The West saw an aspect of the climate crisis play out this month that scientists have warned of for years.
In the middle of a prolonged, water shortage-inducing megadrought, one area, Yellowstone, was overwhelmed in mid-June by drenching rainfall and rapid snowmelt that – instead of replenishing the ground over a matter of weeks or months – created a torrent of flash flooding that ripped out roads and bridges and caused severe damage to one of the country’s most cherished national parks.
In the meantime, drought conditions persisted in the Southwest, where water is desperately needed to replenish the country’s largest reservoirs, and provide relief to regions tormented by record-setting wildfires.
The latest update in the US Drought Monitor on Thursday showed the major contrast between the wet Northwest and the hot and dry Southwest. This feast-or-famine contrast is a pattern the climate crisis tends to amplify: extremes on both ends of the spectrum, with the pendulum sometimes swinging suddenly from one side to the other.
Across the Pacific Northwest, drought conditions improved significantly over the past several weeks, with the areas in severe drought falling from a high of 55% in April to 25% this week.
“Much of the Northern Tier states experienced beneficial rainfall and near to below-normal temperatures, predominantly leading to drought improvements from the Pacific Northwest to the Northern Plains,” the Drought Monitor noted.
But this persistent and active storm track, which continues to bring rain and snow to the Northwest, has largely missed California and the Southwest.
The US Bureau of Reclamation projected this week that Arizona, Nevada and California would see even more significant cuts to their Colorado River water allotments starting next year.
Federal officials make those determinations on a year-by-year basis every August. Lake Mead, the nation’s largest reservoir which serves millions of people in the Southwest, is already running well below what last year’s projections suggested, even in its worst-case scenario. Last August, the bureau predicted the reservoir would most likely be at 1,059 feet above sea level at the end of this month, and 1,057 feet at worst.
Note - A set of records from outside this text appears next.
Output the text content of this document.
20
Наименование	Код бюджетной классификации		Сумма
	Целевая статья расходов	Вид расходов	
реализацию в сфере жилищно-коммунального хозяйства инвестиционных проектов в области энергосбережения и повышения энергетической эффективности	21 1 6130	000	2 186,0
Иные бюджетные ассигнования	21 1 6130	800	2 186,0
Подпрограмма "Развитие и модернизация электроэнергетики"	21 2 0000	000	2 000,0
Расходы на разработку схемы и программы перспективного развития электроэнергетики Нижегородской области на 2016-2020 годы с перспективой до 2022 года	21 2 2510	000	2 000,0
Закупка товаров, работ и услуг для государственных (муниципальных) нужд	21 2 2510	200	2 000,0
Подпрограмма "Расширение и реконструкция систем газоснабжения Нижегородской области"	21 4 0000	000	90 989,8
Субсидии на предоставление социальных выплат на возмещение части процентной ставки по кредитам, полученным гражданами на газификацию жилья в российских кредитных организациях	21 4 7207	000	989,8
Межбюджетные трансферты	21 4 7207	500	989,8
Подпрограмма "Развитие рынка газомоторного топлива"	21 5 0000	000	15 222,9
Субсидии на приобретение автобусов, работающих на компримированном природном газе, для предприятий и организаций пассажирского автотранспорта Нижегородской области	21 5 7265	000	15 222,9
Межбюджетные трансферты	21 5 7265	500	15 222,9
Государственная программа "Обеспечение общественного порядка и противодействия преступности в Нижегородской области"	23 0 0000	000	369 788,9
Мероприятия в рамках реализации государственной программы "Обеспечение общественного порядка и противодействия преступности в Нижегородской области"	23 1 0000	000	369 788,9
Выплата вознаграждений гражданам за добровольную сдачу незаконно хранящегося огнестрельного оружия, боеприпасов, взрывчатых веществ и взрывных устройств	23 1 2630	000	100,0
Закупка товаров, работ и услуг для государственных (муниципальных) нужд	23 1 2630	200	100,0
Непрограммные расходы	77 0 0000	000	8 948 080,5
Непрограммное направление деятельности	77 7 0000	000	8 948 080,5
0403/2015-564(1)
But it’s now around 1,045 feet.
In New Mexico, where two of the largest fires in state history are still burning, the drought summary noted that temperatures were running around 5 to 10 degrees Fahrenheit above average, which are worsening drought conditions in parts of western and southern New Mexico.
More than 50% of the state is in exceptional drought, the highest classification in the drought monitor, up from zero in January. This extreme dryness is playing a major role in fueling a fire year that is pacing to be the worst on record.
A recent study from the federal government’s Los Alamos National Laboratory in New Mexico found that parts of the Upper Colorado River Basin, including the states of Colorado, Wyoming and Utah, will see earlier peak streamflow because of earlier rapid snowmelt, and up to 60% reduction in snow in the coming decades.
“We’re definitely looking at a hotter future,” Katrina Bennett, hydrologist with the lab and lead author of the study, told CNN. “There will be more of that wet to dry sort of scenarios we’re seeing, but regardless, we’re going to see more minimum streamflow, increase in drier soils and lower snowpacks, which all together will lead to likelihood of drought increasing across the board especially in the upper areas where we really haven’t seen that intense drought stress yet.”